Volumetric video is the capture of a human performance in 3D. That means that it’s possible to capture a moving person in full 3D using a combination of regular cameras and infrared sensors. With this combination, we’ll not only have the regular RGB data but also the 3D data of each pixel in space. We’ll be able to reconstruct the subject in a tridimensional form. There are no motion capture suits or body-sensors involved, everything happens via cameras, sensors, and algorithms.
There are currently three main ways to capture a volumetric video:
- High-end Studios: these studios are composed of the best possible cameras and sensors available, and they can create a detailed and high-quality capture. Examples of these systems are 4D Views, TetaVi, and Microsoft Mixed Reality Studios.
- Do-it-yourself: it’s also possible to capture a volumetric video by yourself using off-the-shelf sensors such as the Kinect Azure, and a capture software such as Depthkit or Brekel. This form of capturing is much more accessible, only demanding that you’re not afraid of learning how to do it yourself.
- Cloud-processed Volumetric Video: in this case, you can use a rig of only regular RGB cameras to capture the subject from multiple angles, without the need for special sensors. Then, you upload the 2D videos to a cloud platform that will transform them into volumetric videos using machine learning techniques, and send the hologram back to you. This is the newest possibility on the market, provided by companies such as Volograms and MOD Tech Labs.
Why volumetric video is the next frontier for storytelling?
The fact that we can now carry all the realness of a living being into the digital world in 3D, means that we can convey emotions with it as well. Nonverbal communication transmits feelings and attitudes, and it is of great importance to fully interpret the message we receive. They include facial displays, corporal performances, and also vocalizations; all of which are recognized and used in communication across cultures. Research indicates that emotional expressions shape behavior and influence judgments and decision-making in a range of domains. Making it necessary for any form of impactful storytelling.
Simply put: emotions are the gateway to engagement and digital storytellers should rely on technologies that authentically portray the expressions that only real humans can do.

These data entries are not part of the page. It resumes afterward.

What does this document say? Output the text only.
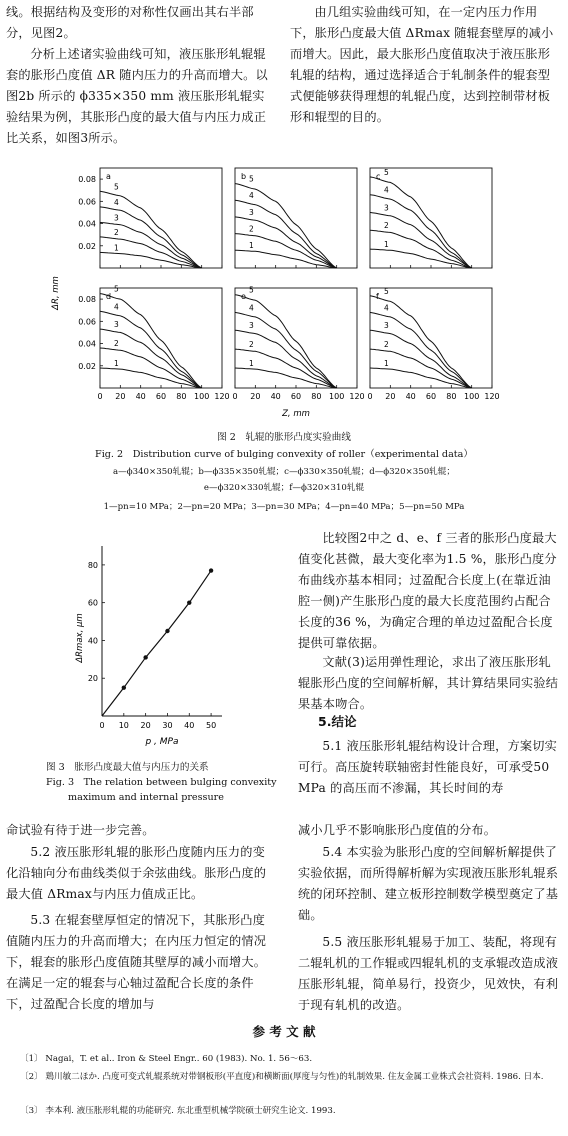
线。根据结构及变形的对称性仅画出其右半部分，见图2。
分析上述诸实验曲线可知，液压胀形轧辊辊套的胀形凸度值 ΔR 随内压力的升高而增大。以图2b 所示的 ϕ335×350 mm 液压胀形轧辊实验结果为例，其胀形凸度的最大值与内压力成正比关系，如图3所示。
由几组实验曲线可知，在一定内压力作用下，胀形凸度最大值 ΔRmax 随辊套壁厚的减小而增大。因此，最大胀形凸度值取决于液压胀形轧辊的结构，通过选择适合于轧制条件的辊套型式便能够获得理想的轧辊凸度，达到控制带材板形和辊型的目的。
0.08
0.06
0.04
0.02
a
1
2
3
4
5
b
1
2
3
4
5	c
1
2
3
4
5
0.08
0.06
0.04
0.02
0 20 40 60 80 100 120
d
1
2
3
4
5
0 20 40 60 80 100 120
e
1
2
3
4
5
0 20 40 60 80 100 120
f
1
2
3
4
5
ΔR, mm
Z, mm
图 2　轧辊的胀形凸度实验曲线
Fig. 2　Distribution curve of bulging convexity of roller（experimental data）
a—ϕ340×350轧辊；b—ϕ335×350轧辊；c—ϕ330×350轧辊；d—ϕ320×350轧辊；
e—ϕ320×330轧辊；f—ϕ320×310轧辊
1—pn=10 MPa；2—pn=20 MPa；3—pn=30 MPa；4—pn=40 MPa；5—pn=50 MPa
20
40
60
80
0 10 20 30 40 50
ΔRmax, μm
p , MPa
图 3　胀形凸度最大值与内压力的关系
Fig. 3　The relation between bulging convexity
maximum and internal pressure
比较图2中之 d、e、f 三者的胀形凸度最大值变化甚微，最大变化率为1.5 %，胀形凸度分布曲线亦基本相同；过盈配合长度上(在靠近油腔一侧)产生胀形凸度的最大长度范围约占配合长度的36 %，为确定合理的单边过盈配合长度提供可靠依据。
文献(3)运用弹性理论，求出了液压胀形轧辊胀形凸度的空间解析解，其计算结果同实验结果基本吻合。
5.结论
5.1 液压胀形轧辊结构设计合理，方案切实可行。高压旋转联轴密封性能良好，可承受50 MPa 的高压而不渗漏，其长时间的寿
命试验有待于进一步完善。
5.2 液压胀形轧辊的胀形凸度随内压力的变化沿轴向分布曲线类似于余弦曲线。胀形凸度的最大值 ΔRmax与内压力值成正比。
5.3 在辊套壁厚恒定的情况下，其胀形凸度值随内压力的升高而增大；在内压力恒定的情况下，辊套的胀形凸度值随其壁厚的减小而增大。在满足一定的辊套与心轴过盈配合长度的条件下，过盈配合长度的增加与
减小几乎不影响胀形凸度值的分布。
5.4 本实验为胀形凸度的空间解析解提供了实验依据，而所得解析解为实现液压胀形轧辊系统的闭环控制、建立板形控制数学模型奠定了基础。
5.5 液压胀形轧辊易于加工、装配，将现有二辊轧机的工作辊或四辊轧机的支承辊改造成液压胀形轧辊，简单易行，投资少，见效快，有利于现有轧机的改造。
参 考 文 献
〔1〕 Nagai，T. et al.. Iron & Steel Engr.. 60 (1983). No. 1. 56～63.
〔2〕 鶏川敏二ほか. 凸度可变式轧辊系统对带钢板形(平直度)和横断面(厚度与匀性)的轧制效果. 住友金属工业株式会社资料. 1986. 日本.
〔3〕 李本利. 液压胀形轧辊的功能研究. 东北重型机械学院硕士研究生论文. 1993.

As shown above, volumetric video is the right technology to do it. And as in any other XR experience, the viewers count not only on the emotional engagement enabled by this technology but also with physical interactions in the experience. Get closer, circle it, tap the screen — in essence, you can choose your journey and see how the volumetrically captured person will react to it.
Volumetric capture in XR is a two-way street. The story is not being told to a passive listener. It is being actively created with the viewer.

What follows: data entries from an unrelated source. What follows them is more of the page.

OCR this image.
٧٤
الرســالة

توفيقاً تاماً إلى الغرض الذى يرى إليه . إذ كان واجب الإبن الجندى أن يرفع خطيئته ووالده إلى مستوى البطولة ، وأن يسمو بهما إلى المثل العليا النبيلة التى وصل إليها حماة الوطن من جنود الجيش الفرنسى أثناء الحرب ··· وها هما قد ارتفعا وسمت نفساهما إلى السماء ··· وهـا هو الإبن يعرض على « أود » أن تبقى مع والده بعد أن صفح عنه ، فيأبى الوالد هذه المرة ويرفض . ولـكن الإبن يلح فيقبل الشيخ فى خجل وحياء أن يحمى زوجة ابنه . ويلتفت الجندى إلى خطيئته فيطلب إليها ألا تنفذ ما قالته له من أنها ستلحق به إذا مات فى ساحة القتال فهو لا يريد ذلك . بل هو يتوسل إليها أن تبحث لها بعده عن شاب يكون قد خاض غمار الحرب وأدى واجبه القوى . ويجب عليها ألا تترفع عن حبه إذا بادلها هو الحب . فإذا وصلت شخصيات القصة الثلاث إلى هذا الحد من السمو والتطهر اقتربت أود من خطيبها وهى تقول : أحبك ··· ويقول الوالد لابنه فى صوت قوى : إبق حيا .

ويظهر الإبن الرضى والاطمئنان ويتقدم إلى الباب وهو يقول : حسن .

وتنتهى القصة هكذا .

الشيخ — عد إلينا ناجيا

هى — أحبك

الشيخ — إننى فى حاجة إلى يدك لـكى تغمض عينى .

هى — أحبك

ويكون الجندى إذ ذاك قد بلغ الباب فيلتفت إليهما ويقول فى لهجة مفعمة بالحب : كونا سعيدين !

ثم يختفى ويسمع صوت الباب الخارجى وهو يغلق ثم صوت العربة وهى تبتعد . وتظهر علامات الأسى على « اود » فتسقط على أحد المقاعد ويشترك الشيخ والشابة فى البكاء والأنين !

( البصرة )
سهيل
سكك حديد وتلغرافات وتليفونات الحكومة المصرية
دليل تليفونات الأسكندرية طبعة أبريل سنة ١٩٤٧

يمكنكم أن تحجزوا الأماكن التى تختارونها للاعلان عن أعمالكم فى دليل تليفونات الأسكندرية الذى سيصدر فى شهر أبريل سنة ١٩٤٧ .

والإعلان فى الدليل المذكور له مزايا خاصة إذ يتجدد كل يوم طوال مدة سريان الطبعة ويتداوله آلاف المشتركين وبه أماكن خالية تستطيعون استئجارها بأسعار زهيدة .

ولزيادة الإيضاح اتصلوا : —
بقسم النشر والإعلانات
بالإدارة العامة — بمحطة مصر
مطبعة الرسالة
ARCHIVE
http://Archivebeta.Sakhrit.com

Volumetric video is right here, for anyone to use it
Volumetric video is a very new and innovative technology, and up until now, only specialized software engineers were able to create stories with it. Extremely complex game engines paired with heavy coding were the only option for those who wanted to try it out. Making it impossible to be adopted by most professional storytellers out there, such as advertisers, video-makers, journalists, content creators, artists and alike.
That’s why we, at Sense of Space, are determined to make volumetric video more accessible to all creatives. Sense XR Studio, our first product, allows incredibly easy importing and editing of volumetric assets together with audio. And it also offers users the possibility to create interactions in an intuitive way. Culminating in an experience that can be easily exported to WebAR and other platforms.
Although the product is still under development, we have opened a part of it as a free alpha release. So anyone can test it out and offer their feedback to us. As a company founded by creatives, not technologists, it is of great importance for us to be closer to our fellow digital storytellers, and learn about the challenges and necessities we face in this field.
Engaging digital storytelling depends on our ability to make use of meaning, feeling and expression. We are working hard to make XR experiences more authentic, to bridge the gap between what is real and what feels real. The gap that once closed will allow our stories to run free around the world.
Volumetric video is here to stay. Create with it.